Zahler proves again to be a very skilled writer with shrewd dialogue that we can probably coin Zahler-esque now because it's highly cinematic ("Move like you're on fast-forward" is one of my favourite lines here) without sounding like an imitation of writers in a similar vein such as Quentin Tarantino and Elmore Leonard. Though, as aforementioned, this time he's much more explicit in airing his grievances with issues around liberalism and masculinity. When Lt. Calvert (Don Johnson) informs the two men of their suspension, he passive-aggressively remarks that these days the police must be careful in how they treat those who supply drugs to kids (referring to the Hispanic drug gang) as they could be considered "intolerant" just because the dealers are of an ethnic minority. Lusaretti speaks his mind about how "perceived intolerance is challenged by actual intolerance." A conversation between the two protagonists at a café comments on the blurred lines of gender these days. If all of this sounds too on-the-nose, it very much is.

Let's say the politics don’t bother you, so, in turn, the self-indulgent monologues aren’t an issue.
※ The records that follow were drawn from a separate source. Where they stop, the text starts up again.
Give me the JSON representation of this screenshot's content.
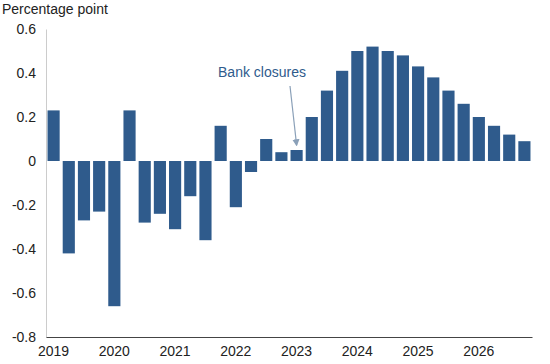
{
  "chart_data": {
    "type": "bar",
    "y_label": "Percentage point",
    "annotation": "Bank closures",
    "categories": [
      "2019",
      null,
      null,
      null,
      "2020",
      null,
      null,
      null,
      "2021",
      null,
      null,
      null,
      "2022",
      null,
      null,
      null,
      "2023",
      null,
      null,
      null,
      "2024",
      null,
      null,
      null,
      "2025",
      null,
      null,
      null,
      "2026",
      null,
      null,
      null
    ],
    "values": [
      0.23,
      -0.42,
      -0.27,
      -0.23,
      -0.66,
      0.23,
      -0.28,
      -0.24,
      -0.31,
      -0.16,
      -0.36,
      0.16,
      -0.21,
      -0.05,
      0.1,
      0.04,
      0.05,
      0.2,
      0.32,
      0.41,
      0.5,
      0.52,
      0.5,
      0.48,
      0.43,
      0.38,
      0.32,
      0.26,
      0.2,
      0.16,
      0.12,
      0.09
    ],
    "color": "#2f5b8c",
    "ylim": [
      -0.8,
      0.6
    ],
    "yticks": [
      -0.8,
      -0.6,
      -0.4,
      -0.2,
      0,
      0.2,
      0.4,
      0.6
    ],
    "grid": false
  }
}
Well, on a more basic level of filmmaking, the dialogue slightly falters when it goes on for too long at times. Zahler loves, loves, loves conversations, and writes them even in the heat of the action, which really undercuts the tension of these moments. Ultimately, all the talking serves a purpose, whether it’s in the character study or the social commentary, so more often than not it’s engaging. It must be, because a crime film that runs over two and half hours, featuring a lot of talking, doesn’t sell the film very well. Really, Dragged Across Concrete is highly absorbing. The divinely realised characters permanently draw your attention and the brutal violence keeps you at the edge of your seat, even at the measured pace the film takes to go from point to point, because the characters are complex and unpredictable, so you can only guess how the whole ordeal will fare for each individual no matter how good they are with a gun.

dragged across concrete review

Overall, Dragged Across Concrete is a well-acted, gripping crime saga that will be best appreciated by those who enjoyed Bone Tomahawk and Brawl in Cell Block 99, with the understanding of the filmmaker’s thorough narrative arcs (and how they’re paced), his penchant for Peckinpah-esque violence, and his focus on white collar, white American men who are victims of the BAME individuals around them as well as enemies of progressive politics. Though I previously wrote that a dissenting voice is welcome in the usually liberal world of cinema, I fully acknowledge that a film like this can be used to empower some of the most dangerous people in America (an alt-right site awarded Brawl 4.5 Swastikas out of 5), so I can’t wholeheartedly recommend it to audiences outside of those who know what they’re getting.

The filmmaker recently stated that 60% of the audience will like Dragged Across Concrete, 20% will be bored, 20% will be find it disgusting, offensive, racist trash. I wonder which American demographic research he undertook to predict these statistics?